How to Make Oatmeal You'll Look Forward to Eating Every Morning
Among certain circles, oatmeal has reputation for being bland, boring, and old-fashioned--but I'm here to tell you, that's the furthest thing from the truth. While yes, it can be nostalgically comforting, oatmeal is an incredibly versatile superfood that provides fiber and nutrients to give your body a great start to the day. It's a filling breakfast and a friendly carb option for anyone following a gluten-free diet. And back to my initial point--there are so many ways you can run with it. Here the basics on how to say BYE to bland and make a oatmeal worth waking up excited for (and yes, that is completely possible).
Understand Oatmeal 101
If you've ever wandered the cereal aisle at the grocery store and wondered why exactly there seem to be so many different types of oatmeal, you're not the first. It can be confusing. They all come from the same base ingredient, but differ in how the oats are processed. The different levels processing make for variations in texture, cook time, and accordingly, best uses. Raw oats' flat shape isn't a natural occurrence. The term "rolled oats" comes from how the grain is processed to make it edible--the majority of the types of oats you see on supermarket shelves have been rolled and flattened, which makes them quicker to cook and soften. From longest cook time to shortest, here are the common oat categories to choose from:
- Steel-cut oats: These oats haven't been pressed, only cut into smaller pieces. Cook time clocks in around 10-20 minutes and the texture will be more toothy and rice-like.
- Old-fashioned oats: These oats have been steamed and pressed flat, which reduces their cook time to about 5 minutes.
- Quick oats: These are pressed thinner than old-fashioned oats and take about 1-2 minutes to cook.

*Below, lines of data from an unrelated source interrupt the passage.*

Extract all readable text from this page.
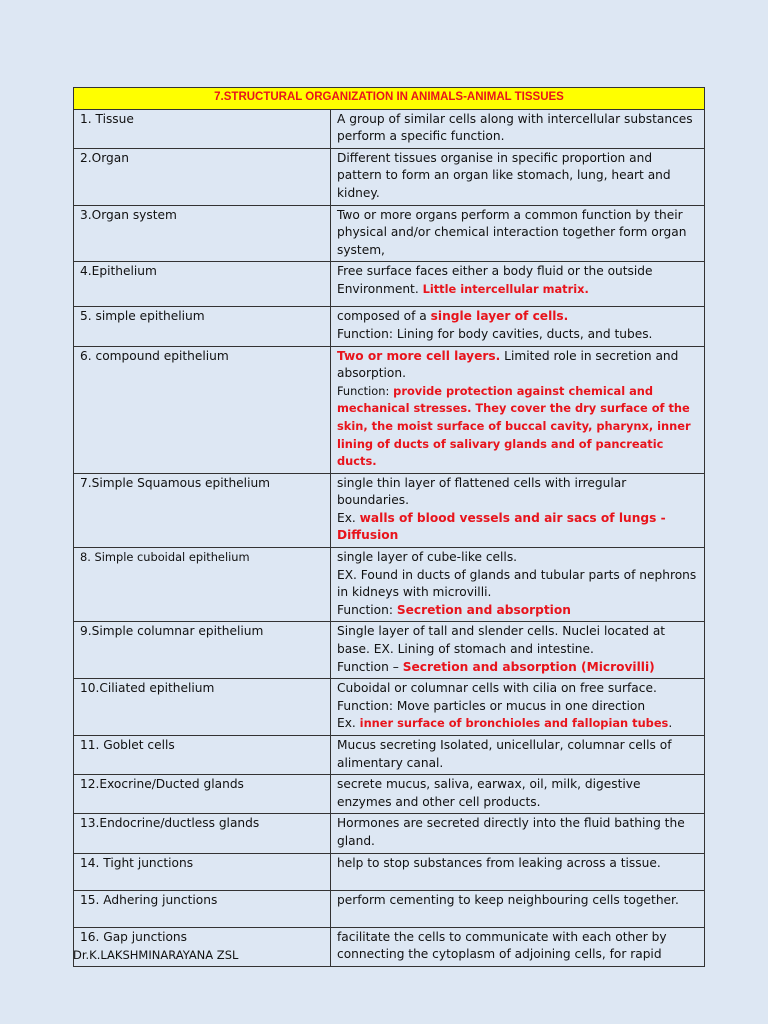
7.STRUCTURAL ORGANIZATION IN ANIMALS-ANIMAL TISSUES	
1. Tissue	A group of similar cells along with intercellular substances perform a specific function.
2.Organ	Different tissues organise in specific proportion and pattern to form an organ like stomach, lung, heart and kidney.
3.Organ system	Two or more organs perform a common function by their physical and/or chemical interaction together form organ system,
4.Epithelium	Free surface faces either a body fluid or the outside Environment. Little intercellular matrix.
5. simple epithelium	composed of a single layer of cells.
Function: Lining for body cavities, ducts, and tubes.
6. compound epithelium	Two or more cell layers. Limited role in secretion and absorption.
Function: provide protection against chemical and mechanical stresses. They cover the dry surface of the skin, the moist surface of buccal cavity, pharynx, inner lining of ducts of salivary glands and of pancreatic ducts.
7.Simple Squamous epithelium	single thin layer of flattened cells with irregular boundaries.
Ex. walls of blood vessels and air sacs of lungs - Diffusion
8. Simple cuboidal epithelium	single layer of cube-like cells.
EX. Found in ducts of glands and tubular parts of nephrons in kidneys with microvilli.
Function: Secretion and absorption
9.Simple columnar epithelium	Single layer of tall and slender cells. Nuclei located at base. EX. Lining of stomach and intestine.
Function – Secretion and absorption (Microvilli)
10.Ciliated epithelium	Cuboidal or columnar cells with cilia on free surface.
Function: Move particles or mucus in one direction
Ex. inner surface of bronchioles and fallopian tubes.
11. Goblet cells	Mucus secreting Isolated, unicellular, columnar cells of alimentary canal.
12.Exocrine/Ducted glands	secrete mucus, saliva, earwax, oil, milk, digestive enzymes and other cell products.
13.Endocrine/ductless glands	Hormones are secreted directly into the fluid bathing the gland.
14. Tight junctions	help to stop substances from leaking across a tissue.
15. Adhering junctions	perform cementing to keep neighbouring cells together.
16. Gap junctions	facilitate the cells to communicate with each other by connecting the cytoplasm of adjoining cells, for rapid
Dr.K.LAKSHMINARAYANA ZSL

- Instant oats: These are rolled even thinner than quick oats and only take about 1 minute to cook.
If you don't feel like you have time to stand over a stove and cook oats in the morning, you don't have to. Breakfast doesn't get much easier than overnight oats. Simply stir together a serving of uncooked oats, water or (dairy or alternative) milk, and whatever flavorings you want (sugar, honey, cocoa powder, cinnamon, vanilla, nut butters, etc.), then place in the fridge to soak overnight. In the morning, give it a stir and top with some nuts, fresh fruit, or whatever else you like. You can even prep your overnight oats in jars with well-fitted lids, so that you can just grab it and go in the morning. The overnight soaking makes for perfectly tender, creamy oatmeal without cooking. It's just about as easy, but infinitely more delicious, than taking a pack of instant oatmeal and microwaving it in a coffee cup once you get to the office. You can leave your overnight oatmeal chilled, or you can always heat it up if you want something a little more warm and cozy.
Always Top It Off
OK, so this may some kind of duh, but it's worth a mention anyway. A key factor in keeping your oatmeal exceptional is piling some stuff on top--sweet things, or savory things, or all the things. This is where your creativity and appetite can have some fun. Yes, you need to season the oatmeal itself to your liking, but piling on the extras is what allows you to really make it something you look forward to eating. Throwing together a quick fruit compote or sautéing a big batch of apple slices at the beginning of the week can set you up for oatmeal awesomeness in the days to come.
Don't Fear Entering Savory Territory
While oatmeal is often made as a healthy choice to satisfy the sweet tooth, there's no reason is has to be. Oatmeal is a mild base that pairs just as well with savory ingredients like fried or poached eggs, avocados, bacon, and even gravy. If you've never ventured into SavoryVille with a bowl of oatmeal before, think of it as you would a rice bowl. You can create virtually any flavor profile you want.
Crank Up the Oven
For an alternative to stove-top, microwave, or overnight oatmeal, give baked oatmeal a try. Beyond offering something a little bit different in terms of texture and requiring no standing and stirring, this is a great cooking method to make numerous servings at once (for guests or simply to prep your family's breakfast for the week). This recipe yields oats with a creamy rice pudding-like consistency when warm from the oven. It gets plenty of fall flavor from brown sugar, walnuts, and applesauce. Once you chill this breakfast bake, it's easily cut into servings and packed to go--delicious chilled, at room temperature, or reheated. In short, this is comfort food at its finest.